Wednesday, May 21, 2014

Frankie Gunnell’s wife and children

At Washington DC the local government began in about 1874 to experiment with a system of birth certificates, using what was called the “Return of a Birth,” a short form to be filled in following every live birth by the attending doctor or midwife. Two of these early Returns report children—both of them boys—born in the District to Fanny Miller Gunnell and her husband Frankie Gunnell. Another child was probably born before the Returns system was in place, since the babies in the two documents are numbered Fanny’s second and third: a boy born in 1876, then another in 1881. The Returns do not record babies’ names.

The Returns do ask for the address of the mother. In one case Fanny was living in Southwest Washington, and in the other case in Northwest. Since the children were born in DC to a mother living at a local address, it seems almost certain that Frank and Fanny did live there more of less continuously in the years from 1872 or so through to 1881. This makes it that much more noteworthy that they are not in the 1880 Census enumeration, and downright strange that they are never even included in the DC directories published during those ten years. Exactly what their domestic situation was during this period there’s not much telling. On each Birth Return there’s a line for the father’s occupation, and it shows that Fanny in 1876 called Frankie a carpenter and in 1881 a mechanic. So much for the inexplicable Frankie Gunnell.

Recently and out of the blue I heard from a descendant of Frankie and Fanny. Thanks to some friendly correspondence with this distant cousin, I’ve been able to learn what later happened to Fanny and to the Gunnell children Violet, the first born, and Rosser, the boy born in 1876. (The boy born in 1881 was not heard of again.)

The Civil War seems to have scattered the Miller family, and two of Fanny’s older brothers had left Virginia and gone to live in Arkansas. Fanny made her way there. She met a peripatetic lawyer from Ohio named George Bushnell Denison. In 1885 at Conway near Little Rock Fanny and Denison were married. Subsequently Violet and Rosser Gunnell were called by the surname Denison, and Fanny referred to G.B. Denison as their father. The peripatetic lawyer moved on to Alabama, while Fanny and the children went to live, for unknown reasons, in Galveston, Texas. There Violet came of age and married a jeweler called Field, a Massachusetts man.
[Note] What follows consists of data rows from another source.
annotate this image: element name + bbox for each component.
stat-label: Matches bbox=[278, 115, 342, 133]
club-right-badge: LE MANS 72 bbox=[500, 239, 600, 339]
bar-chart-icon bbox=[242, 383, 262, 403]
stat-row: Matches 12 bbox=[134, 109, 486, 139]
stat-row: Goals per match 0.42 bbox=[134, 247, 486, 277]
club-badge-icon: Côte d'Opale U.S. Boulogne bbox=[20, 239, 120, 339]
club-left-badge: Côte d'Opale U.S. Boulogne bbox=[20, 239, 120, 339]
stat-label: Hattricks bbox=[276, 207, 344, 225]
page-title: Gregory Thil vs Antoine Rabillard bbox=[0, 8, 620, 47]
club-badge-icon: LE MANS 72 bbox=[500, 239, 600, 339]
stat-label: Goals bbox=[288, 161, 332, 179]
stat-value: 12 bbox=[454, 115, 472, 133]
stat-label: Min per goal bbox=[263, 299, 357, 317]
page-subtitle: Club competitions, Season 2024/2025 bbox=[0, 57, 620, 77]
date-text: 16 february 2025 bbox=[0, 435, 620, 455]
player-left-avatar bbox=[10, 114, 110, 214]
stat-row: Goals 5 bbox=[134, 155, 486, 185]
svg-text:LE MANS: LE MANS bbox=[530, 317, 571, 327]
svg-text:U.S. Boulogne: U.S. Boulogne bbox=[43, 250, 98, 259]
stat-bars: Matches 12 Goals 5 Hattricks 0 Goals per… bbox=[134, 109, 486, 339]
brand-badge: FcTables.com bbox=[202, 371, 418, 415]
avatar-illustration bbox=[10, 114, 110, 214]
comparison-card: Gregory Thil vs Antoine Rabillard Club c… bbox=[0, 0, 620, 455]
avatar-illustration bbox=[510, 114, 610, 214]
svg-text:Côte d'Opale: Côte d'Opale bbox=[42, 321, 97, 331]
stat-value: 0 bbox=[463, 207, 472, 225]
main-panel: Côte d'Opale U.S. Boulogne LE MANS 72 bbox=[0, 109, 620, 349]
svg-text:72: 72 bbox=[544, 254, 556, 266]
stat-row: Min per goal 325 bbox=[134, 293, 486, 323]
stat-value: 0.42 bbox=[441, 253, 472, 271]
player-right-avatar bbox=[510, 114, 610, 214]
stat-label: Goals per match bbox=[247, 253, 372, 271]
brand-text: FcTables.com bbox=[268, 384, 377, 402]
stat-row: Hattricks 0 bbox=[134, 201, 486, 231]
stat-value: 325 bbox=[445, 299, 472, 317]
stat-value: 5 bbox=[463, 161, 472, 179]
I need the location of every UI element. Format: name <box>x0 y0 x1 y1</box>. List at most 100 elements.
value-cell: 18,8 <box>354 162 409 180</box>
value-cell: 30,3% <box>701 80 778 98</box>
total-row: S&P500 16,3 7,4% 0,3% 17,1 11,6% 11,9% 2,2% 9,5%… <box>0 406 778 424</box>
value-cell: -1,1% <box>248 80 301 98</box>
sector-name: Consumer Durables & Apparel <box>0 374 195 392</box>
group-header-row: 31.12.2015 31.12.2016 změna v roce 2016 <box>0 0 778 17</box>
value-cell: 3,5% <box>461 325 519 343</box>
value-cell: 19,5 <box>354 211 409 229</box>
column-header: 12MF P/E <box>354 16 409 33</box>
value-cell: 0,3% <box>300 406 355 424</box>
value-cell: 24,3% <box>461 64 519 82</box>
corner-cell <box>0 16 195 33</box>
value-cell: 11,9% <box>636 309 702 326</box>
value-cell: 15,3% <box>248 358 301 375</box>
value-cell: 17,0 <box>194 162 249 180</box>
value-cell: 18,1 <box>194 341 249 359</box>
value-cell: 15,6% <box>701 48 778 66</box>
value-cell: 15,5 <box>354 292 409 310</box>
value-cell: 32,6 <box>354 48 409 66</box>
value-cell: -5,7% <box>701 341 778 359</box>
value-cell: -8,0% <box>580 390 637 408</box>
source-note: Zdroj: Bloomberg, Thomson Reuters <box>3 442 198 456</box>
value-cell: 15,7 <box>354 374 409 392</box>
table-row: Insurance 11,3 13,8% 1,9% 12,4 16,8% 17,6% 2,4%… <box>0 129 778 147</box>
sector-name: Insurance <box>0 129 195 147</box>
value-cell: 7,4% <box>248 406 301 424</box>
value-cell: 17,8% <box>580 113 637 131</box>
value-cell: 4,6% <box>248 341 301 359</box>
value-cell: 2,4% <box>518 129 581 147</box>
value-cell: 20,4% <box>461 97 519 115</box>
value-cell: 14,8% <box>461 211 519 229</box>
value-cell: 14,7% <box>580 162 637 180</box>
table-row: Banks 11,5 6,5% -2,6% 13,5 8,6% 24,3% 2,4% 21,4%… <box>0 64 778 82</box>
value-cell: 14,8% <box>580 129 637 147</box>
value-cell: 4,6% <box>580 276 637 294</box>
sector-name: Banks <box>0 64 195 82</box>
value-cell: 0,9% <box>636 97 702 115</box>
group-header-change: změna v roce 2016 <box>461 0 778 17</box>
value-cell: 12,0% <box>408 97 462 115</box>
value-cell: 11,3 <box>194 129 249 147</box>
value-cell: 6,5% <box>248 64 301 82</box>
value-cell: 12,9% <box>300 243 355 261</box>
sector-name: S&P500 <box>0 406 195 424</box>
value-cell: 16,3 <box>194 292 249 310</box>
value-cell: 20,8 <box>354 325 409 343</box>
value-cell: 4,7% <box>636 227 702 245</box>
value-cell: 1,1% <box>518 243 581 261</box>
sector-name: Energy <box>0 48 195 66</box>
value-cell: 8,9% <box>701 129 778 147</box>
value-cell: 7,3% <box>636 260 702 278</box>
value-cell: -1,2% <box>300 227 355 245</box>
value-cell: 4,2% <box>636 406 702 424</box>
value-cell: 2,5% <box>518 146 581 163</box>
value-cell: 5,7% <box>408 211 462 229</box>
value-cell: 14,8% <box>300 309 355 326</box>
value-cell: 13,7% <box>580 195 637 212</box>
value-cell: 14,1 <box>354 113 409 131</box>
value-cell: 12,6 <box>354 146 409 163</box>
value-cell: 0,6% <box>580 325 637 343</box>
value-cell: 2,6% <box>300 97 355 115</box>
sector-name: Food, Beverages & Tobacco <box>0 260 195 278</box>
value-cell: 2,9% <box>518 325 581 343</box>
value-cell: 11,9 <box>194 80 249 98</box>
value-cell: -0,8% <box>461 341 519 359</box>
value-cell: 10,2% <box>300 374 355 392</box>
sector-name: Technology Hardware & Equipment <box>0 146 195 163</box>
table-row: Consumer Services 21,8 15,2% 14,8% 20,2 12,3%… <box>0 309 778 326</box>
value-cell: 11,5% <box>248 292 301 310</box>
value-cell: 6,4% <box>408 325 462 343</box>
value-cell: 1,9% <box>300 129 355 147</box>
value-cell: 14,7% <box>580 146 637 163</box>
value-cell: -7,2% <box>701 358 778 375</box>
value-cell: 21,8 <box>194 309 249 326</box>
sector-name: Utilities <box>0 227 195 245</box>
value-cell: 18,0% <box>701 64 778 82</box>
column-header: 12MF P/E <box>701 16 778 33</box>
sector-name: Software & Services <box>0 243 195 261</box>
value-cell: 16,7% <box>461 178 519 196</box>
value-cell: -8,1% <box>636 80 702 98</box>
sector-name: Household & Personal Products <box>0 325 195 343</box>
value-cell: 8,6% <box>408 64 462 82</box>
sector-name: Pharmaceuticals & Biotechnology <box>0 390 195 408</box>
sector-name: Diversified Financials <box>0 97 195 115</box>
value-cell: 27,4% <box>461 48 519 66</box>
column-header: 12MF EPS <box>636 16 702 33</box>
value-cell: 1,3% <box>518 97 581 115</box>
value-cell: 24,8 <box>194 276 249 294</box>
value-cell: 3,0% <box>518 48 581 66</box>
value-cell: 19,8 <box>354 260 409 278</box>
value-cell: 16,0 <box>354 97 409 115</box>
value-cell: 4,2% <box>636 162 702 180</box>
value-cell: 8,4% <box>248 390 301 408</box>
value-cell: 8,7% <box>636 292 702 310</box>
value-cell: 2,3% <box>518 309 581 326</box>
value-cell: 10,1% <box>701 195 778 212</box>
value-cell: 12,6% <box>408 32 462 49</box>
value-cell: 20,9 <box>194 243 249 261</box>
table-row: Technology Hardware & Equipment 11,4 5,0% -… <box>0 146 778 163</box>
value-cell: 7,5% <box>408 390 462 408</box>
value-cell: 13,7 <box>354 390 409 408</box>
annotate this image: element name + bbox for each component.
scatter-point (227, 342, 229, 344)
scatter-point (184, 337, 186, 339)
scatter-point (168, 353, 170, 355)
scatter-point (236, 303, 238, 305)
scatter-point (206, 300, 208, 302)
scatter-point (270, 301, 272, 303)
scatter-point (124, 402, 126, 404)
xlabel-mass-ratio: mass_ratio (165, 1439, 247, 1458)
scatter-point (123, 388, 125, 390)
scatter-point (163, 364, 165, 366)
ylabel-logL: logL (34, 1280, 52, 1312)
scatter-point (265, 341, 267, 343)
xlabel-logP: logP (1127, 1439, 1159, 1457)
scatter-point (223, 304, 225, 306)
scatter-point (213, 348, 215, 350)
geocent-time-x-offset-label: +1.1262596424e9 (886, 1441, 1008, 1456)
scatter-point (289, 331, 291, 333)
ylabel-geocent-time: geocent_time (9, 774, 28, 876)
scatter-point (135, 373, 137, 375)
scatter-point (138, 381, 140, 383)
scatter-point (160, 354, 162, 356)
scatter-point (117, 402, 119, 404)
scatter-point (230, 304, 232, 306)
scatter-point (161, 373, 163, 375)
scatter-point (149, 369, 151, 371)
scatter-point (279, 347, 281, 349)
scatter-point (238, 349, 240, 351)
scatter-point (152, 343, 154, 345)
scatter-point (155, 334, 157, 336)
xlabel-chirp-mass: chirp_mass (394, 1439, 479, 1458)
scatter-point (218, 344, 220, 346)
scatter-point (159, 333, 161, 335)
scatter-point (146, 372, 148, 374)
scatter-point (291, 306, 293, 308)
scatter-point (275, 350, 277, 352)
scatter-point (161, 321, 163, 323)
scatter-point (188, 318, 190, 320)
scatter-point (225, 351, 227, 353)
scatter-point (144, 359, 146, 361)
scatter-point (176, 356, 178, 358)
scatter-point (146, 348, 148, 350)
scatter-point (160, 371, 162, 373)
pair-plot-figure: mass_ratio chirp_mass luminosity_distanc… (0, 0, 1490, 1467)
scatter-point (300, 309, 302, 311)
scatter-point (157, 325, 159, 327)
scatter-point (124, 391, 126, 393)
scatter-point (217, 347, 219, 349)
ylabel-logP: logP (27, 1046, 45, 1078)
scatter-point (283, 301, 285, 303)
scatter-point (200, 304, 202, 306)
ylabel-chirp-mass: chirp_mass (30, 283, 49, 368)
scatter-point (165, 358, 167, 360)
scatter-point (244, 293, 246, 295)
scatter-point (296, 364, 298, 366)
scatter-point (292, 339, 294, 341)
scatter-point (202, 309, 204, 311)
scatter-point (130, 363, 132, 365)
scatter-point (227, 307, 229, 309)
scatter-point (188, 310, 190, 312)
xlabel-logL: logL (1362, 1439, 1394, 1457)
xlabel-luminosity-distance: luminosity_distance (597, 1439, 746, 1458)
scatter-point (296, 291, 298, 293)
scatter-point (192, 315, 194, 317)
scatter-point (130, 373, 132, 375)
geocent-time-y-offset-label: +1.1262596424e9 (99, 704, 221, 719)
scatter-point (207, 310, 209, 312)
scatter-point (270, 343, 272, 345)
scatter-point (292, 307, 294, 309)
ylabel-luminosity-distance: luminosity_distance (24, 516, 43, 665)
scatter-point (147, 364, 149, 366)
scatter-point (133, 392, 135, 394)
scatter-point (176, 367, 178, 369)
The Fields had two daughters.

When the Spanish-American War came, Rosser Denison enlisted in the army and went off to the Philippines. He stayed on after the war, living at Zamboanga, where he married and raised a family. A large number of Rosser’s descendants (and thus Milburn descendants, as well) presently live in the Philippines.

Violet divorced the jeweler Field and promptly married a civil engineer called Morris who was about to leave Texas to take up a position with the city of Portland, Oregon. It’s around Portland and in the U.S. Northwest that Violet’s descendants, including my excellent correspondent, are living today.

Fanny, meanwhile, reached San Antonio where she married for the third time. Her new husband William Knight was yet another peripatetic lawyer, only this time from New Hampshire by way of West Virginia and Missouri. The Knights didn’t live together for long. After a few years Fanny took off, and continued to travel about the country visiting her kith and kin. So many changes of name and place! Finally, with her resources depleted, she wound up back at San Antonio in a rooming house. She died there in 1931 and was buried in the City Cemetery.

A story that circulated among Fanny’s grandchildren and great-grandchildren was that she had insisted that no one ever again say the name Frankie Gunnell. Well, that rule was obviously broken, but still nobody is able to say what became of Frankie. We’ll probably never know the rest of that story. He'll just remain a minor character, a footnote in the history of Spiritualism and stage illusions.